Butterbean is trying his hardest to get sanctioned by the U.N. Security Council. Dude, he is pushing our every button and flagrantly violating every toddler rule of international conduct.

So why are Russia and China refusing to approve an official sanction? Their evidence, entered into the official Cuteness Registry of Adorable Guerrila Warfare:

He yells, “Mama, pee!” and runs to his little potty and sits. With his pants on. And as I come rushing over to help, he grins, gets up and says, “nah, no” and runs away.

His favorite game is Yes-No. I ask him if he’s ready to get out of the tub and he says, “Yeah.” So I stand to get him and he changes his mind. “Nah,” he smiles. So I sit. Then he says, “Yeah” and I start to stand and he says, “Nah.” He can do this, honestly, 30 times before he plays something else.

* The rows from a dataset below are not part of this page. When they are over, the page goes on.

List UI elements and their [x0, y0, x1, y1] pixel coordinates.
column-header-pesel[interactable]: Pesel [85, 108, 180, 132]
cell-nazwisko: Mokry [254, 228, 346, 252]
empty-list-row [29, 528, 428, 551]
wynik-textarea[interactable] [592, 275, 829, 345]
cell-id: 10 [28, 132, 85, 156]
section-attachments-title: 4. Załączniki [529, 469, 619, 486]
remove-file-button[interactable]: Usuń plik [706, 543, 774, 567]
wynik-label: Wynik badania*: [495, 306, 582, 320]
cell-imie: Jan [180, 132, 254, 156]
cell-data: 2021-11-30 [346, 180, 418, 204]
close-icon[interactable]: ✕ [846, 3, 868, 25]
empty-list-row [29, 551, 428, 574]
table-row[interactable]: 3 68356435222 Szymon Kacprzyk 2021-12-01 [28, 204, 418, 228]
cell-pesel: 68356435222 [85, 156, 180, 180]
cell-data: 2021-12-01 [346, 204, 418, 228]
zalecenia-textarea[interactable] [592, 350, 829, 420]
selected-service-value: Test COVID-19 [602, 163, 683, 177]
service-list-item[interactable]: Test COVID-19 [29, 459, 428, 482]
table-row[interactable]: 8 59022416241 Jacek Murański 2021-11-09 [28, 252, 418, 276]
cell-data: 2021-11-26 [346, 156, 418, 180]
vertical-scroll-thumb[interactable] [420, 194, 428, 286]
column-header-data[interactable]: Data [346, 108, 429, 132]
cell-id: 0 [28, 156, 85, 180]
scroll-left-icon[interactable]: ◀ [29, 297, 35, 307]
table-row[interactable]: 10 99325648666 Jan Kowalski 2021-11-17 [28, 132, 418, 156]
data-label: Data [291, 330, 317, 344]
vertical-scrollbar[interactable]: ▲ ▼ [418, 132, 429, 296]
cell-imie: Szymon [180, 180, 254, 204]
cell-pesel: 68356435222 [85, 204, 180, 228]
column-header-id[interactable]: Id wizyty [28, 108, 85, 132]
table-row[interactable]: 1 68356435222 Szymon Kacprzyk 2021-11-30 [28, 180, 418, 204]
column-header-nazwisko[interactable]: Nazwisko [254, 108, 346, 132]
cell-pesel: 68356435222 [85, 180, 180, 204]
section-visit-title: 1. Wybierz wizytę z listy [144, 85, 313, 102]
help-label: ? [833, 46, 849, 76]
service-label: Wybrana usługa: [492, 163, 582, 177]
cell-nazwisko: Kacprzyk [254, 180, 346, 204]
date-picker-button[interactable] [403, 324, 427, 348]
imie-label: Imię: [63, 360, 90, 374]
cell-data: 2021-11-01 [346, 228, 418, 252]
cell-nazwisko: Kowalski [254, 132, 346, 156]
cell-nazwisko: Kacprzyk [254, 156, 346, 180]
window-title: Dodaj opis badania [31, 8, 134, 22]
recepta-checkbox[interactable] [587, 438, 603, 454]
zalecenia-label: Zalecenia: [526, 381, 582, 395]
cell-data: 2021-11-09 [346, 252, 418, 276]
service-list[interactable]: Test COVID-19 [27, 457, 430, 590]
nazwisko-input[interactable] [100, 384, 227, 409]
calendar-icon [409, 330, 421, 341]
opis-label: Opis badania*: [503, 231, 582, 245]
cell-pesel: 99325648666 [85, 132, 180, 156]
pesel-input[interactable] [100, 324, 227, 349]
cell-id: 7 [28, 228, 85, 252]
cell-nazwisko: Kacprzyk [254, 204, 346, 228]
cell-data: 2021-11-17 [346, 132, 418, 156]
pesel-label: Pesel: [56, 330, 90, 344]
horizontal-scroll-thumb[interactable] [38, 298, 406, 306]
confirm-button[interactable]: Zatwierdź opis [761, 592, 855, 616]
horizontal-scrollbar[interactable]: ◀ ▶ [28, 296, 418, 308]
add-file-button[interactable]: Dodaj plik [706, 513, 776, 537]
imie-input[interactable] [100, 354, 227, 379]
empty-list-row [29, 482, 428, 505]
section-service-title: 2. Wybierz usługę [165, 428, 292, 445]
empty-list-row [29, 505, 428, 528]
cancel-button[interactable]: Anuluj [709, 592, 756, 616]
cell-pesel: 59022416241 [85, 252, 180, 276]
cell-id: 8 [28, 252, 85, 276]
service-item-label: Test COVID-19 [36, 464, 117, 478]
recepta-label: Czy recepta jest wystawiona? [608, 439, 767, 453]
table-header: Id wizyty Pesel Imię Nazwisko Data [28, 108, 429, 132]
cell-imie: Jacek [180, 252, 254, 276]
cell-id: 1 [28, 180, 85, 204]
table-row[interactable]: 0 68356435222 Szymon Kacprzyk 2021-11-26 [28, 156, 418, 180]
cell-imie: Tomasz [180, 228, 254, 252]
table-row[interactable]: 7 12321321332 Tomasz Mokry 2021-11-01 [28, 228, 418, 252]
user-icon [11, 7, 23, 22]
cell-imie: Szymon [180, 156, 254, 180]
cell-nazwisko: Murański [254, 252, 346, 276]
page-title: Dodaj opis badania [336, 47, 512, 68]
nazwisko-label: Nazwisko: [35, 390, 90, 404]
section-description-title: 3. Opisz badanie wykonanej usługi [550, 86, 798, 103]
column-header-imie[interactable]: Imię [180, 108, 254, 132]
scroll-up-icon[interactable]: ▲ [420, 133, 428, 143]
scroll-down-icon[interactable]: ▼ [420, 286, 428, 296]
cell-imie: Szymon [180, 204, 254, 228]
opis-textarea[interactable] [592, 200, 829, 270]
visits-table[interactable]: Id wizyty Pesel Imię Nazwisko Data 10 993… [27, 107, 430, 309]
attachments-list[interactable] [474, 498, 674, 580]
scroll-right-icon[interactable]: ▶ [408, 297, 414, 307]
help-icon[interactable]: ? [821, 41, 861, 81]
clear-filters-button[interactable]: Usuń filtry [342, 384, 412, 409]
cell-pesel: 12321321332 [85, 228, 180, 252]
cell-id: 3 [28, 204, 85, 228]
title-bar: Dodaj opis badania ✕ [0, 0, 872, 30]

He waits for me to go to the bathroom, then climbs the drawer handles to the kitchen counter, unscrews the spice jars’ lids, and dumps each into the stock pot. Then waits…*waits*…with a spoon and asks if I want some soup. When I say yes (through clenched teeth) he puts on the lid and signs “wait.”

He stands in the door to the kitchen and counts on his fingers: “Two, two, two; GO!” and runs through the house. Then back to the starting line and “two, two…”

I think if I can just get Portugal and Columbia to vote with me on their way out, I might get the council to approve a Yogurt Embargo until he cleans up his act.